Postgame video highlights, so to speak, from the 29 annual Barbecue Festival in Lexington. Visit the Lexington Dispatch for the video, and links to other Festival videos. Lots of (in?)action shots of people eating barbecue sandwiches…
I finally made it to Speedy Lohr’s a couple of weeks back and it was well worth the visit. Speedy Lohr’s is located a bit outside of Lexington in the (what I shall call) hamlet of Arcadia, and they cook their barbecue over wood as God intended. As you can see in the photo below, Speedy Lohr’s adds a bit more
sauce dip than I prefer but quibbles aside it was good ‘cue.
I’m a month behind on this news but since it is good news I’ll share it now. According to the Lexington Dispatch, Backcountry Barbeque reopened in mid-September after an August 28th fire. As of September 14th the restaurant was still serving a limited menu as it awaited some final inspections, but they should be back to full capacity by now.

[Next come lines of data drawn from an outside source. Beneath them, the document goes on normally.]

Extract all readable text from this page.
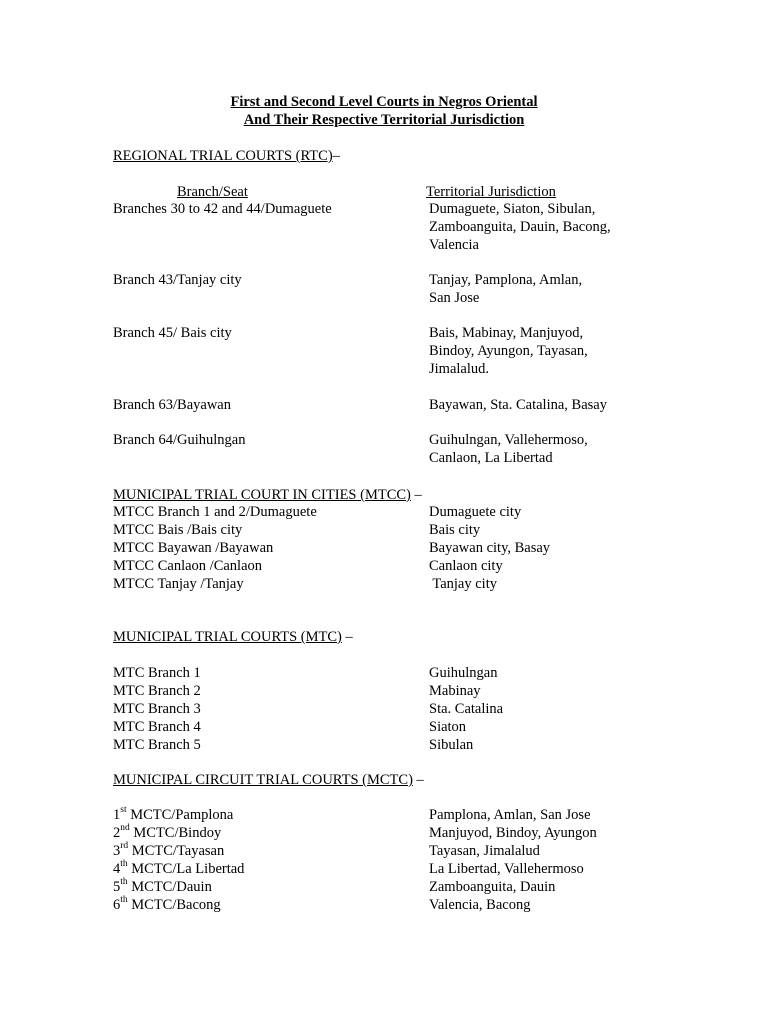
First and Second Level Courts in Negros Oriental
And Their Respective Territorial Jurisdiction
REGIONAL TRIAL COURTS (RTC)–
Branch/Seat	Territorial Jurisdiction
Branches 30 to 42 and 44/Dumaguete	Dumaguete, Siaton, Sibulan,
Zamboanguita, Dauin, Bacong,
Valencia
Branch 43/Tanjay city	Tanjay, Pamplona, Amlan,
San Jose
Branch 45/ Bais city	Bais, Mabinay, Manjuyod,
Bindoy, Ayungon, Tayasan,
Jimalalud.
Branch 63/Bayawan	Bayawan, Sta. Catalina, Basay
Branch 64/Guihulngan	Guihulngan, Vallehermoso,
Canlaon, La Libertad
MUNICIPAL TRIAL COURT IN CITIES (MTCC) –
MTCC Branch 1 and 2/Dumaguete	Dumaguete city
MTCC Bais /Bais city	Bais city
MTCC Bayawan /Bayawan	Bayawan city, Basay
MTCC Canlaon /Canlaon	Canlaon city
MTCC Tanjay /Tanjay	Tanjay city
MUNICIPAL TRIAL COURTS (MTC) –
MTC Branch 1	Guihulngan
MTC Branch 2	Mabinay
MTC Branch 3	Sta. Catalina
MTC Branch 4	Siaton
MTC Branch 5	Sibulan
MUNICIPAL CIRCUIT TRIAL COURTS (MCTC) –
1st MCTC/Pamplona	Pamplona, Amlan, San Jose
2nd MCTC/Bindoy	Manjuyod, Bindoy, Ayungon
3rd MCTC/Tayasan	Tayasan, Jimalalud
4th MCTC/La Libertad	La Libertad, Vallehermoso
5th MCTC/Dauin	Zamboanguita, Dauin
6th MCTC/Bacong	Valencia, Bacong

I’ve not yet made it to Backcountry Barbeque but hope to someday soon. The restaurant is owned by Doug Cook, who previously founded the excellent Cook’s Barbecue south of town; Doug’s son Brandon Cook is the pitmaster there and learned to cook from his old man. Notably, Doug spent some time in Texas, where he learned to cook brisket, an art his son also mastered along with traditional Lexington-style pork shoulder ‘cue.
Saturday, October 22nd is the date of The Barbecue Festival in Lexington, which is far and away North Carolina’s largest barbecue-related event. Assuming the weather is nice, well over 100,000 people will descend on little Uptown Lexington for the day, making it perhaps the worst day of the year to visit unless you love crowds. While October 22nd is the big day, there are Festival-related events aleady underway:
-This past Saturday was the 20th annual Tour de Pig bicycle race, which was held the same day as Ridin’ Hawg Wild, an event for folks who prefer their bikes motorized.

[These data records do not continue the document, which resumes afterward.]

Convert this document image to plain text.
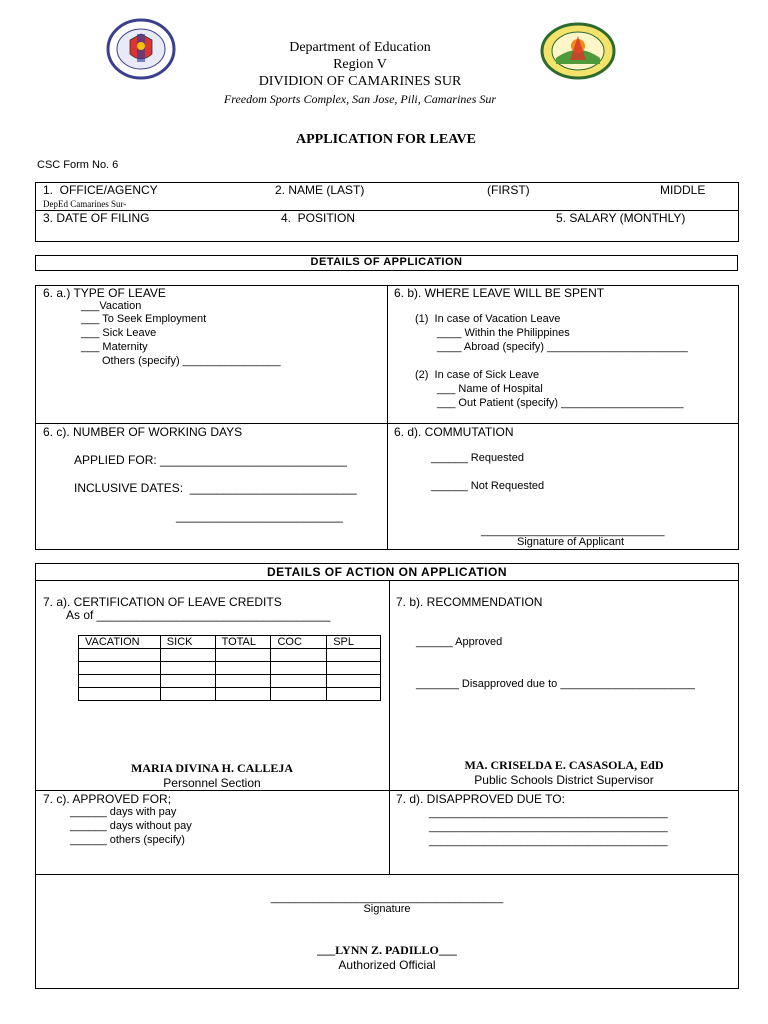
Department of Education
Region V
DIVIDION OF CAMARINES SUR
Freedom Sports Complex, San Jose, Pili, Camarines Sur
APPLICATION FOR LEAVE
CSC Form No. 6
1.  OFFICE/AGENCY
DepEd Camarines Sur-
2. NAME (LAST)	(FIRST)	MIDDLE
3. DATE OF FILING	4.  POSITION	5. SALARY (MONTHLY)
DETAILS OF APPLICATION
6. a.) TYPE OF LEAVE
___Vacation
___ To Seek Employment
___ Sick Leave
___ Maternity
Others (specify) ________________
6. b). WHERE LEAVE WILL BE SPENT
(1)  In case of Vacation Leave
____ Within the Philippines
____ Abroad (specify) _______________________
(2)  In case of Sick Leave
___ Name of Hospital
___ Out Patient (specify) ____________________
6. c). NUMBER OF WORKING DAYS
APPLIED FOR: ____________________________
INCLUSIVE DATES:  _________________________
_________________________
6. d). COMMUTATION
______ Requested
______ Not Requested
______________________________
Signature of Applicant
DETAILS OF ACTION ON APPLICATION
7. a). CERTIFICATION OF LEAVE CREDITS
As of ___________________________________
VACATION	SICK	TOTAL	COC	SPL

MARIA DIVINA H. CALLEJA
Personnel Section
7. b). RECOMMENDATION
______ Approved
_______ Disapproved due to ______________________
MA. CRISELDA E. CASASOLA, EdD
Public Schools District Supervisor
7. c). APPROVED FOR;
______ days with pay
______ days without pay
______ others (specify)
7. d). DISAPPROVED DUE TO:
_______________________________________
_______________________________________
_______________________________________
______________________________________
Signature
___LYNN Z. PADILLO___
Authorized Official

-Archdale resident Tabatha Allred won the 2011 Childress Idol competition on October 2nd and will sing at the Festival.
-This coming Saturday the 15th will feature the Hawg Shoot high school air rifle competition (for those who don’t mind guns at school), the Hawg Run 5K, and the Barbecue Festival Golf Tournament.
-On the weekend of the Festival, competitive folks can participate in the 1st annual Barbecue Festival Cornhole “Throw Down” or the Barbecue Festival Softball Tournament. Personally, I think horseshoes would be a more appropriate pairing with barbecue but to each his own.
-Oh, and the Pepsi “Pig Tales” Creative Writing Contest is still accepting entries for all age categories through October 14th so if you have a burning desire to write fiction that includes mentions of barbecue and Pepsi then this is your chance to make your work pay off… category winners take home 20 cases of Pepsi products.
Finally, don’t forget to book at ticket on Amtrak for its once-a-year stop in Lexington. My family took the train to the event last year and were surround by fellow barbecue lovers, some from as far away as Long Island, NY.
There is nothing unusual about an accomplished woodworker and set designer being involved in building the set for a theatrical production of Charlotte’s Web. But when the person in question has a day job at Lexington Barbecue #1, I get right curious right quick.
According to an article in the Lexington Dispatch, Keith “Bub” Wright spends his working hours behind the counter at one of the most famous barbecue restaurants in the state, but has many hobbies from baking to furniture making. Wright, who is married to the daughter of the legendary Wayne Monk, owner of Lexington #1, designed the set for the Lexington Charity League’s spring production of E.B. White’s children’s classic. Yes, that would be that Charlotte’s Web, the story about a friendly spider, a little girl and a lovable pig named Wilbur–no relation to Wilber Shirley. (Spider pig, spider pig, does whatever a spider pig does.)
In E.B. White’s story, of course, Wilbur the pig is saved from slaughter. Thus, I am concerned by a long-time barbecue man being given free reign to design a set for a play featuring said pig. Oh, the irony. No word in the Dispatch article as to whether the set included a built-in barbeuce pit or bottles of Lexington-style dip, but this photo from the Interweb of a pig named Wilbur may answer that question.